P. méton., région. ,,Marmite à compartiments jumeaux, dans laquelle on porte au pâtre son manger (Beauce, 1796; Seine-et-Oise, 1850)`` (Esn. 1966; cf. aussi P. Martellière, Glossaire du Vendômois, 1893, p. 40). D'où, p. métaph., ,,maîtresse alimentaire, « marmite »`` (Esn. 1966).
B.− [Désigne un héros d'œuvre littér.]
1. Personnage principal de la poésie pastorale et des formes d'art qui s'y rattachent (chorégraphie, etc.) :
6. Mllede Sévigné figurait, dès 1663, dans les brillants ballets de Versailles, et le poëte officiel... Benserade, fit plus d'un madrigal en l'honneur de cette bergère et de cette nymphe qu'une mère idolâtre appelait la plus jolie fille de France. Sainte-Beuve, Portraits de femmes,1844, p. 8.
P. méton. [Dans des périphrases littér.] Poète ayant chanté des bergers. Le berger de Mantoue, Virgile; le berger de Sicile, de Syracuse, Théocrite, [parce que ces deux poètes ont chanté les bergers] (Lar. 19e, Lar. 20e).

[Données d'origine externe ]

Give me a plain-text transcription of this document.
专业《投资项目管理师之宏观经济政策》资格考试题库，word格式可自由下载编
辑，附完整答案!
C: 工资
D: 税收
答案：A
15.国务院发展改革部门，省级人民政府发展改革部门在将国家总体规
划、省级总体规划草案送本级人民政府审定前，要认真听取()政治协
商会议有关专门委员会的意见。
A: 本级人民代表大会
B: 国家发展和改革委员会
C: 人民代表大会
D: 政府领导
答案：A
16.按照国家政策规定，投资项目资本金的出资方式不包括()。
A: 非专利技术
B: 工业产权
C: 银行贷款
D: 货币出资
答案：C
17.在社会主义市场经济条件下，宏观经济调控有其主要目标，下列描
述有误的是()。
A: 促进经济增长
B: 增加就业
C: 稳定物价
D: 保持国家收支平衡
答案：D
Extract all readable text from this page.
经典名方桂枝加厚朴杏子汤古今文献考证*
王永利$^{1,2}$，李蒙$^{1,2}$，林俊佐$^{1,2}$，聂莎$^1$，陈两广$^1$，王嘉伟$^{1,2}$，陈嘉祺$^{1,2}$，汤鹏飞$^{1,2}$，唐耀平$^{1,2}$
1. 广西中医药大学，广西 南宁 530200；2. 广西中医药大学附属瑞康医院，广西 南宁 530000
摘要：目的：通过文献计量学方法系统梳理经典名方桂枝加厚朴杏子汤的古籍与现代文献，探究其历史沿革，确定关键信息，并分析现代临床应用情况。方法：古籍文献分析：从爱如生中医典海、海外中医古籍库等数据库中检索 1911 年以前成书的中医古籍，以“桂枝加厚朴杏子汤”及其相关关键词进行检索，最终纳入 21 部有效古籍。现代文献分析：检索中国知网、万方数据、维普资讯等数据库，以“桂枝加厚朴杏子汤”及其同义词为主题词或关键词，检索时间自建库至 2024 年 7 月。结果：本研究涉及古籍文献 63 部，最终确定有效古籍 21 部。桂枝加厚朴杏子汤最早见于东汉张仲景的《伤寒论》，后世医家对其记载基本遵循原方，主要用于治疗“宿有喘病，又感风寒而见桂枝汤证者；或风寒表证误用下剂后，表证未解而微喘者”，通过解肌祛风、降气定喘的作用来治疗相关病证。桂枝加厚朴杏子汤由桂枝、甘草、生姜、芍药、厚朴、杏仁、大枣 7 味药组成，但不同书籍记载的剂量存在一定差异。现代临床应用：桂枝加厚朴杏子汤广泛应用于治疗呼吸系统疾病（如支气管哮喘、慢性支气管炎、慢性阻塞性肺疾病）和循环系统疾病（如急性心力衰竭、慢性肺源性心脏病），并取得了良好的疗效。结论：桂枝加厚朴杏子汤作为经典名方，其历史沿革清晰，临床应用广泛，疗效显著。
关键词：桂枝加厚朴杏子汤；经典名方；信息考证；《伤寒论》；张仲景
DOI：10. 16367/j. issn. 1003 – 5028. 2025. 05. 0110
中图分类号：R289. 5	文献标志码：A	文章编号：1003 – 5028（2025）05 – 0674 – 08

Rem. On relève dans la docum. le néol. bergerolet, subst. masc. (E. et J. de Goncourt, Journal, 1856, p. 274 et 1864, p. 72; suff. -e/olet, -elette*). Petit berger (cf. Bergerot).
2. En partic. Personnage d'amant, d'amante apparaissant sous les traits de berger, de bergère dans les œuvres pastorales. Un berger fidèle, une bergère inconstante (Ac.1798-1932) :
7. Tous les amants font toujours des chansons pour leur bergère... Et moi aussi j'en ai fait une pour elle... Chénier, Bucoliques,1794, p. 91.
Les bergers du Lignon. ,,Amoureux cités comme type de la galanterie et de la délicatesse pastorale, par allusion aux personnages de l'Astrée`` (Lar. 19e-20e).
P. ext., fam. ou pop. Bergère, subst. fém. [,,Allusion ironique aux ariettes pastorales du dernier siècle, où l'amante est toujours la bergère de Tircis ou de Colin`` (Larch. Suppl. 1880)] Femme aimée, épouse ou maîtresse; péj. fille facile :
8. On était pas fixé depuis quarante-huit heures dans un bled qu'il avait déjà basculé deux bergères minimum, parfois la mère et la fille. A. Simonin, Touchez pas au grisbi,1953, p. 75.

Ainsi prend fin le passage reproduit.